Sign Standards, As with all well-crafted Form-based codes, the purpose of sign standards is not uniformity, but elimination of those elements that result in a cluttered and unattractive physical environment.

===Benefits===
The use of form-based codes, like many other smart growth tools, saves money for both developers and municipalities by streamlining the permitting process. It also protects neighborhood property values and offers a unique opportunity for municipalities to obtain the significant financial benefits of high-quality, higher-density developments. Studies have demonstrated that well-designed developments create superior property values than conventional developments with the same type of housing. This increase in value is the direct result of enhanced site amenities including uniform and consistent design standards, site layout, views, and preservation of existing cultural and historic resources.

===Disadvantages===
Some disadvantages include the lack of standardization, relative newness of the tool, the perceived support of an urban agenda, and possible gentrification. Until form-based codes become a more common practice across Massachusetts, inexperienced planners and urban designers must investigate form-based codes through a process of trial and error. Further, because of the relative newness and unconventionality associated with form-based codes, developers, local government leaders, lending institutions and homeowners could prove resistant to such a dramatic change.

==Form-Based Code Regulating Plan==
Village Center District: This district is located centrally within the Base and is characterized by New England traditional neighborhood design. This district is intended for mixed-use, containing the highest density of housing allowed in the bylaw, as well as office, commercial, and retail spaces such as convenience stores, restaurants and shops.

Main Street Overlay District: The purpose of this district is to ensure that first floor active uses (such as retail and restaurant uses) are located along the two (2) main streets of the Village Center District.
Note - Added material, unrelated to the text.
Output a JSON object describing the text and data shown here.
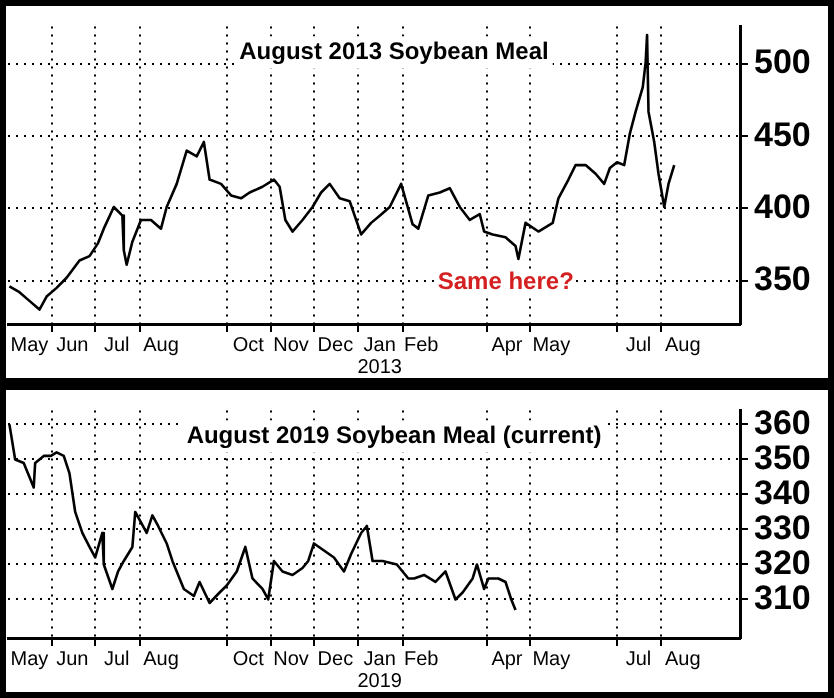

Mixed-Use Village District: The primary purpose of this district is to provide a mix of residential housing types with some neighborhood commercial uses, including retail and restaurants. The density of residential uses in the district is less than the Village Center District, with fewer commercial uses.

Residential District: This district serves to accommodate a lower density of housing types.

Shea Village Commercial District: This district is the commercial center of the Base.

Shea Village Transition Overlay District: The purpose of this district is to create an appropriate transition in the scale of buildings within ¼ mile of where this district meets the Village Center District.

Golf Course/Open Space District: The purpose of this district is to facilitate operation of a public golf course and associated uses, including a club house and golf-related retail operation, and other recreational uses. If, for any reason, the golf course is not built, the only other permitted uses for the district are open space and recreational uses.

Recreation District: This district is established to foster passive and active indoor and outdoor recreational uses on the Base and will house some institutional uses already existing and required within the Base.

Open Space-Corporation District: The primary purpose of this district is to encourage the preservation of large contiguous wetland areas and open space for park land, active and passive recreation, reservations, community gardens, rivers and streams, and similar uses.

Coast Guard District: This district is the area currently used by the United States Coast Guard for housing.